A glitch at the New York Stock Exchange triggered massive swings in the shares of Berkshire Hathaway (BRK.A-N) and Barrick Gold (GOLD-N, ABX-T), and trading halts in dozens of other companies on Monday, before the bourse fixed the problem.
The NYSE, owned by Intercontinental Exchange, by late morning said a technical issue had been resolved and that the impacted stocks had resumed trading.
It was the second stock market hiccup in less than a week after a glitch last Thursday affected the dissemination of real-time data for the S&P 500 and Dow Jones indexes for over an hour.
The Consolidated Tape Association (CTA), responsible for disseminating real-time trade data on stock exchanges, said Monday’s problem related to a new software release at one of its data centers.
The CTA said it resolved the issue by switching to a secondary data center running the previous version of the software.
It provided a list of 40 securities that were subject to trading pauses on CTA between 9:30 a.m. and 10:27 a.m.

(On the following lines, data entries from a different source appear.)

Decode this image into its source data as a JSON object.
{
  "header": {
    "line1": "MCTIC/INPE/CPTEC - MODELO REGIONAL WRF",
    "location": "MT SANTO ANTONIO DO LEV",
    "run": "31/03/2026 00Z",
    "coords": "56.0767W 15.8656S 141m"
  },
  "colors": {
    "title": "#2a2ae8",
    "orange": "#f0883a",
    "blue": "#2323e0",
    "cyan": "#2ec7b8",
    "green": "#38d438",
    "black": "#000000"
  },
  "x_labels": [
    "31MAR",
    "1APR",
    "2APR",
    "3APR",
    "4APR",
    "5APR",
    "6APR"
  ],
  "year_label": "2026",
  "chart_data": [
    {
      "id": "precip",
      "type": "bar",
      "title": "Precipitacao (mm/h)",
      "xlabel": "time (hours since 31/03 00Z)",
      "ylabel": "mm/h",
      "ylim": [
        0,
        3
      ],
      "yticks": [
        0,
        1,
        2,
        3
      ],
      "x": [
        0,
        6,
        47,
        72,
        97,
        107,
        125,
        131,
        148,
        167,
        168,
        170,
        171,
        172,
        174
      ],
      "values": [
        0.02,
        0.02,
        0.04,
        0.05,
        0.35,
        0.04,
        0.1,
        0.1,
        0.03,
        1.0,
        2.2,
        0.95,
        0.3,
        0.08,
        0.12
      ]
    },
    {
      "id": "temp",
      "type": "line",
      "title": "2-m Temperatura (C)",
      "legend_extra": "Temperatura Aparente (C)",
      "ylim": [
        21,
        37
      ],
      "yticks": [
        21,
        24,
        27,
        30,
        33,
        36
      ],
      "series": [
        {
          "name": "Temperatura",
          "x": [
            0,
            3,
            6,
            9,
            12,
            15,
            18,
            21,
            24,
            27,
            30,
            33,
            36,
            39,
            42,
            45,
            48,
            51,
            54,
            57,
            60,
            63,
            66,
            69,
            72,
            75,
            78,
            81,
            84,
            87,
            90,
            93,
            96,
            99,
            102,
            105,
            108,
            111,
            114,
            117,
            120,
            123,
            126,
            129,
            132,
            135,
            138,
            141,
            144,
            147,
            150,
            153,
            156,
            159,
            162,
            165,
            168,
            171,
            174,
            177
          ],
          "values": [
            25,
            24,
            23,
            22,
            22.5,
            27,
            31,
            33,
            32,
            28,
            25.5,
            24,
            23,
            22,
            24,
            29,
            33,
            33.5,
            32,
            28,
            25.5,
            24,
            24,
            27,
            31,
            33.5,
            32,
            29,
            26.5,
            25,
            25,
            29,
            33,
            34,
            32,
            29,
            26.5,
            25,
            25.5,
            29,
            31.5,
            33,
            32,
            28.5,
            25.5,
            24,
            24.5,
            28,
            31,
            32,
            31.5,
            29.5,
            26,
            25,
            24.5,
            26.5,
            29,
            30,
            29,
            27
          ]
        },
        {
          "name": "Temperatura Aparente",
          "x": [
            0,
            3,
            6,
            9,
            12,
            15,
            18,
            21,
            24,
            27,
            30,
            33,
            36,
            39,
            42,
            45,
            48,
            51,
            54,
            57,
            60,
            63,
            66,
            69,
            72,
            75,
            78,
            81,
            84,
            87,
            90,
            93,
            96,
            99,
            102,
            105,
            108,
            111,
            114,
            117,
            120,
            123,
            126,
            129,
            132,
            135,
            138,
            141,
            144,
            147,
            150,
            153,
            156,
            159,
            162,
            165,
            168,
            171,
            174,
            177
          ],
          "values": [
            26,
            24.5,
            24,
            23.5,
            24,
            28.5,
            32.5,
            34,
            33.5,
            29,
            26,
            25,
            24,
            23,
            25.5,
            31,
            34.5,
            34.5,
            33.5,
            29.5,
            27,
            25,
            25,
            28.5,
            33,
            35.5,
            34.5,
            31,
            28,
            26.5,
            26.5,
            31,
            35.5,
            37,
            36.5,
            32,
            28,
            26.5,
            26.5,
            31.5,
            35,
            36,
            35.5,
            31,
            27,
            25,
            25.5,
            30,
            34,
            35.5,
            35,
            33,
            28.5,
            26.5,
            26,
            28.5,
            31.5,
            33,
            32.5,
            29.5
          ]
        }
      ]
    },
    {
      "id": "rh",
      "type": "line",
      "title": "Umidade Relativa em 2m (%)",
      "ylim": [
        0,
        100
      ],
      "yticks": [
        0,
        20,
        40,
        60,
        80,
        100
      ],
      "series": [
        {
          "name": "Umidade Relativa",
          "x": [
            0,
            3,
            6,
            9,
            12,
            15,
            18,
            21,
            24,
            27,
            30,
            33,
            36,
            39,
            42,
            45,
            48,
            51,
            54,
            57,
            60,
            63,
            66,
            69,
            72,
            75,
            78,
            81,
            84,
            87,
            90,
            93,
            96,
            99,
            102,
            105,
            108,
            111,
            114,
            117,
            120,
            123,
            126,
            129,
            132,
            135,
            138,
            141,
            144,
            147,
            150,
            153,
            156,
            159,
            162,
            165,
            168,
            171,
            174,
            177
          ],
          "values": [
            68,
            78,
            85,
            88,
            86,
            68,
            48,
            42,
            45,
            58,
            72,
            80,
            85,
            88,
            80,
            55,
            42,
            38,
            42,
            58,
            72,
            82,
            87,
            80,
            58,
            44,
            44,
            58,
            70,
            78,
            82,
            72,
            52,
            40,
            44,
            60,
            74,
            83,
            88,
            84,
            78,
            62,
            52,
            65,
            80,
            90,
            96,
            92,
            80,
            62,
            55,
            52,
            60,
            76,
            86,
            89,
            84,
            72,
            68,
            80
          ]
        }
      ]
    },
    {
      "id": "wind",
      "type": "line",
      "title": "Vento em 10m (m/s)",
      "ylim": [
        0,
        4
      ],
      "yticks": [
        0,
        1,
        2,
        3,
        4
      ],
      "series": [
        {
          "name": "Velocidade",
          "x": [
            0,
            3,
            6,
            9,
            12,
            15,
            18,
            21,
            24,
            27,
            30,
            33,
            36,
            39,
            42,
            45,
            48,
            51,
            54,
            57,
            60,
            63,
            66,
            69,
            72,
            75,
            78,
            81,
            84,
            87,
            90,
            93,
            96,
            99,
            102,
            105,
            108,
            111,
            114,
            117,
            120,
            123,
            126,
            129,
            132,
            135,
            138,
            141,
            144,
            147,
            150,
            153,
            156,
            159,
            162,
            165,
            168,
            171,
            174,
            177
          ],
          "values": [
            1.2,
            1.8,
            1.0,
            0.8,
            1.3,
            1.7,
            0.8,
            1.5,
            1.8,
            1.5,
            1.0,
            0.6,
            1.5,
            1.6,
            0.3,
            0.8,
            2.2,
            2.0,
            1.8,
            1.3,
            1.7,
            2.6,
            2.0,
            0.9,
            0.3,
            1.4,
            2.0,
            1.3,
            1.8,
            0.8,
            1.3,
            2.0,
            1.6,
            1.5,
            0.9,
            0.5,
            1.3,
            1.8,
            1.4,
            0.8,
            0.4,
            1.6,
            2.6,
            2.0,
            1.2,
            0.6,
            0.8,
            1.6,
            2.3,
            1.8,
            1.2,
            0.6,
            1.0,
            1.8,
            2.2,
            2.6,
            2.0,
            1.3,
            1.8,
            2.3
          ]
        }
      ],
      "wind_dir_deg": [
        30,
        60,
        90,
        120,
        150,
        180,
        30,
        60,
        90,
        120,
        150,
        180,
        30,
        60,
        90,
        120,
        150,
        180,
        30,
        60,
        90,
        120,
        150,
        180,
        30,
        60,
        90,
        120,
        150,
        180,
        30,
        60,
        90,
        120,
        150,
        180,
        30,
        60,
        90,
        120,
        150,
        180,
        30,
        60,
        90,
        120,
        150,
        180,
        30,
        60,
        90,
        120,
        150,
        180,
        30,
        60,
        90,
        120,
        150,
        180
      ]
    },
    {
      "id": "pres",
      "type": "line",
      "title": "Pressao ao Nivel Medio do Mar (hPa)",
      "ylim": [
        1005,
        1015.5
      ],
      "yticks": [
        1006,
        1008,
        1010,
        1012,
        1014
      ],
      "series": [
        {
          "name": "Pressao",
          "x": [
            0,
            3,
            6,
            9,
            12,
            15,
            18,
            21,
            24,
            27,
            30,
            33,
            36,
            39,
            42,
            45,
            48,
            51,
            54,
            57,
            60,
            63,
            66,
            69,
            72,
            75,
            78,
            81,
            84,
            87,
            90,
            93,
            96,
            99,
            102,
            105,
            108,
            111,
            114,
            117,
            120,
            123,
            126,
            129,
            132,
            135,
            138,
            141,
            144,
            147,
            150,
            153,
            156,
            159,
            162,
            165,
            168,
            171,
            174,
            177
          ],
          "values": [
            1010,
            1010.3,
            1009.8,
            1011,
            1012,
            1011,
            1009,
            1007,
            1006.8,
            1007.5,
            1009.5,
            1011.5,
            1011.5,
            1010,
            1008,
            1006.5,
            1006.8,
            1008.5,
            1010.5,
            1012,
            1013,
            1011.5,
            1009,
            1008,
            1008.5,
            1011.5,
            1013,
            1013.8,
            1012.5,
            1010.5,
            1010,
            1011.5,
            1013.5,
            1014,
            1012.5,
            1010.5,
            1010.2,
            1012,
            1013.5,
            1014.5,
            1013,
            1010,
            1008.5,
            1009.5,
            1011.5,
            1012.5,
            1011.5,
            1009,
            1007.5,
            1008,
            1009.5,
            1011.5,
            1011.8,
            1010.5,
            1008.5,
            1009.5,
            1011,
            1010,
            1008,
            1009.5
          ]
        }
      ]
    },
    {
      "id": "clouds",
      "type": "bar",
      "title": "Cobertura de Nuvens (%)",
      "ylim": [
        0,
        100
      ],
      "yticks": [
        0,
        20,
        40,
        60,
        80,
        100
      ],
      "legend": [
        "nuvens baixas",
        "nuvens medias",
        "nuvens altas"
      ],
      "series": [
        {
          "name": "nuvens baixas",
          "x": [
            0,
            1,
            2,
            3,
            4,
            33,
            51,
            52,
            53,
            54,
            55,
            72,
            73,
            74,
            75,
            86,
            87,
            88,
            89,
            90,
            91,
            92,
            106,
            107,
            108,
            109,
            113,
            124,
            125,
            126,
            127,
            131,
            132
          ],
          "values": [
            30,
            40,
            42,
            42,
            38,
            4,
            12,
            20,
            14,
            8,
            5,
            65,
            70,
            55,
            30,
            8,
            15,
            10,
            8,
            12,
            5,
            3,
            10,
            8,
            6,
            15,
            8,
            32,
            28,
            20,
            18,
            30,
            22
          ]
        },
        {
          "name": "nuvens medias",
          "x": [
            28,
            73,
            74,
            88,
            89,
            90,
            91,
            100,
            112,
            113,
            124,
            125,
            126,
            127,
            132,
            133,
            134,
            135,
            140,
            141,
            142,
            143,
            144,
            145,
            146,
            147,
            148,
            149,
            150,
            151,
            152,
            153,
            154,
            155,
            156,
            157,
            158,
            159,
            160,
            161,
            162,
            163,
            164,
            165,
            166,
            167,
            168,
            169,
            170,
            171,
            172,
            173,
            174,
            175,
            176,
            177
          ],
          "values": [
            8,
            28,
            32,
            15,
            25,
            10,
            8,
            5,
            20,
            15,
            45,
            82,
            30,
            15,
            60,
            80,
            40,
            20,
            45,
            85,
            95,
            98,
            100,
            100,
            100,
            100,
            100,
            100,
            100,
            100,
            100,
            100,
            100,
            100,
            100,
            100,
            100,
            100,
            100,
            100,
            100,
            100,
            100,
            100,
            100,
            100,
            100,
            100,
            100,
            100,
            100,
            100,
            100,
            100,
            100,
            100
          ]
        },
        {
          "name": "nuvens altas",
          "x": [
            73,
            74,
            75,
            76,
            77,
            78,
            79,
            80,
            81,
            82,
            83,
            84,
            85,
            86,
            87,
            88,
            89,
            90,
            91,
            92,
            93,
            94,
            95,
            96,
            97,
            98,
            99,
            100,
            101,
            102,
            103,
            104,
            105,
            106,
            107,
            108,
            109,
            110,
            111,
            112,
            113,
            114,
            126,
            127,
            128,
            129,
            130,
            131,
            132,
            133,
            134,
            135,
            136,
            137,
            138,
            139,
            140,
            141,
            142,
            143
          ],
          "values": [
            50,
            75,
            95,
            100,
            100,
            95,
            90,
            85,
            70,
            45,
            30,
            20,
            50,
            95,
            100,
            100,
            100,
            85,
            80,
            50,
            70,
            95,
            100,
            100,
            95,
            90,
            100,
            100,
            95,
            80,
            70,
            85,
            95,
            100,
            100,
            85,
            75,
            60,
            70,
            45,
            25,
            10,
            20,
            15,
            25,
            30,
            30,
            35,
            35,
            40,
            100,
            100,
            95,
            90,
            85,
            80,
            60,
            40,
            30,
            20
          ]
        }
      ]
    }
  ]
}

ET and that were potentially impacted by the technical issue.
Some of the stocks halted on the NYSE showed unusual outsized movements.
Berkshire Hathaway’s class A shares and Barrick Gold were shown to be down 99.97% and 98.54%, respectively, due to the technical issue, before those trades were corrected.
After trading resumed, Berkshire Hathaway was down about 0.3% and Barrick Gold was up 0.6%, and investors said overall sentiment was unaffected.
Berkshire and Barrick Gold did not respond to requests for comment about Monday’s technical problem.
The S&P 500 was last down 0.4%.
“I don’t think the overall market is reacting,” said Art Hogan, chief market strategist at B. Riley Financial.
The NYSE and the CTA said the problem was related to limit up-limit down bands meant to prevent extraordinary market volatility and extreme price movements in individual stocks by preventing trades outside of specific price ranges that are updated throughout the trading day.
The price band for each security is set at a percentage level above and below its average price in the preceding five minutes.
The bands were developed as part of the response by financial regulators and exchanges to the “flash crash” of 2010, which briefly wiped out nearly $1 trillion in market capitalization in a few minutes.
On May 6, 2010 when equities were recovering from the financial crisis and in the early stages of what would become a near 11-year bull market, the Dow Jones Industrial Average tumbled almost 700 points in minutes.
Exchange outages, caused by software and hardware glitches, cyberattacks, and even hungry squirrels, have roiled markets and shaken investor confidence for decades, as trading has moved from the floors and pits of bourses to electronic systems that match trades at nearly the speed of light.
In February 2023, the NYSE said it would reimburse investors for losses due to a glitch that caused widespread confusion and resulted in thousands of trades being nullified.
The NYSE did not immediately respond to a request for comment about whether it would reimburse investors potentially affected by Monday’s issue.